The modern practice of science — the funding sources and research agenda — has deep roots in science diplomacy. This theme became increasingly apparent during our trip to Washington, D.C. Every office and agency we visited emerged from or dealt with international conflict. Our first stop was the Office of Net Assessment at the Department of Defense, which was founded during the thick of the Cold War to identify American strategic advantages against the Soviet Union. Our next stop was to the NGO CRDF Global, which was established after the fall of the Iron Curtain to provide research and development opportunities for scientists and engineers from the former Soviet Union. Our DC trip culminated with a visit to the U.S. State Department, the bastion for dealing with international conflict. When I raised the question of this theme, I was stunned to learn that the NSF, a purely domestic agency, was founded following World War II to create more research opportunities for scientists who were previously employed in the war effort. As a biologist, science has always felt deeply immediate and relevant. But to hear about science in the current global landscape — from rescuing scholars in Syria to contemplating the amorphous threat of cyberterrorism — added new, concrete, human stakes I had failed to appreciate my entire career.
At Rockefeller, our motto is “science for the benefit of humanity.” But hunched over a microscope, buried deep in the details of our hypothesis du jour, we can quickly lose sight of the global import of our work — how the results may be incorporated into health policy or how our collaborations may build bridges between countries.

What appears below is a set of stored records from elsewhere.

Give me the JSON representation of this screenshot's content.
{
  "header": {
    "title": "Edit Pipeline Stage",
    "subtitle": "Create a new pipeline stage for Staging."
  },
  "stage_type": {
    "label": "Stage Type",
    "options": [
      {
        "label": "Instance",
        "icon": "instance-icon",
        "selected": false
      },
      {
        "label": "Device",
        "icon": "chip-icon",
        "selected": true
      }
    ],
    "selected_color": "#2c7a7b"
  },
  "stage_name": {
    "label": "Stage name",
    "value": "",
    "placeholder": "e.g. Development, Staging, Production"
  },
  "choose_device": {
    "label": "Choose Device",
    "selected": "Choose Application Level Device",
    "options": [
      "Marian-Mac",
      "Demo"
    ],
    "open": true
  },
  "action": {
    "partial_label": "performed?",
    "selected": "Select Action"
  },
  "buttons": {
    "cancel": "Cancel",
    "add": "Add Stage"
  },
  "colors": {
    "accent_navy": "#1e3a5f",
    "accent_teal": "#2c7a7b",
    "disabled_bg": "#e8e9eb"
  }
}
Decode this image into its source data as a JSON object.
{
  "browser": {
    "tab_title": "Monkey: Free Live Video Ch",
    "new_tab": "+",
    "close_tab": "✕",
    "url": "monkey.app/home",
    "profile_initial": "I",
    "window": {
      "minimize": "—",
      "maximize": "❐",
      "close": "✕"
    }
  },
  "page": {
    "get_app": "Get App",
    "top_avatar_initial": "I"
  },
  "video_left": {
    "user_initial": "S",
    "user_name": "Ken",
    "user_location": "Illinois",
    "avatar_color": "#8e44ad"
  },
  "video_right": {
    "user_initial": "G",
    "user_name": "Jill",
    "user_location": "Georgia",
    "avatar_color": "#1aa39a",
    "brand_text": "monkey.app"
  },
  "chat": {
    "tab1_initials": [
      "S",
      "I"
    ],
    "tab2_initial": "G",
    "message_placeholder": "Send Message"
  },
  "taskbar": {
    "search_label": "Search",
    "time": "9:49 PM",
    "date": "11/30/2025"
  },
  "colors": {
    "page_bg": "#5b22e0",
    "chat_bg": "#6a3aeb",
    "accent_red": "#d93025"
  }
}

A quintessential case in point: the Director of International Affairs for the American Society for Microbiology, Dr. Jason Rao, had to cancel his session with us, faced with the growing urgency of the Zika outbreak. Listening to our guests’ varied experiences (at least when they weren’t off fighting epidemics) illuminated how science fits into a worldwide ecosystem. The scientific endeavor is built on rational thinking, open-mindedness, objectivity, and a responsibility to furthering humanity. So scientists, committed to honoring those tenets, are primed to act as diplomats for its cause. What was most exciting about the course, however, was the international makeup of my fellow classmates, who together embodied the very spirit of science diplomacy. My favorite class was one in which we used iClicker technology to live poll the room to answer a series of questions ranging from which global issue is the most pressing to what country is the biggest concern for American national interests. To listen to how a room full of my peers from around the world approached the same questions and challenges drove home the importance of SD.
Because science is tackling some of the biggest questions known to humankind, we need all hands on deck. Progress hinges on diverse personalities, backgrounds, philosophies, and points of view at the table — or lab bench. But to get all those hands on deck, we need cooperation and a working vocabulary to communicate effectively, which is what SD can provide. So to appreciate science diplomacy is to appreciate the past, present, and future of the scientific endeavor.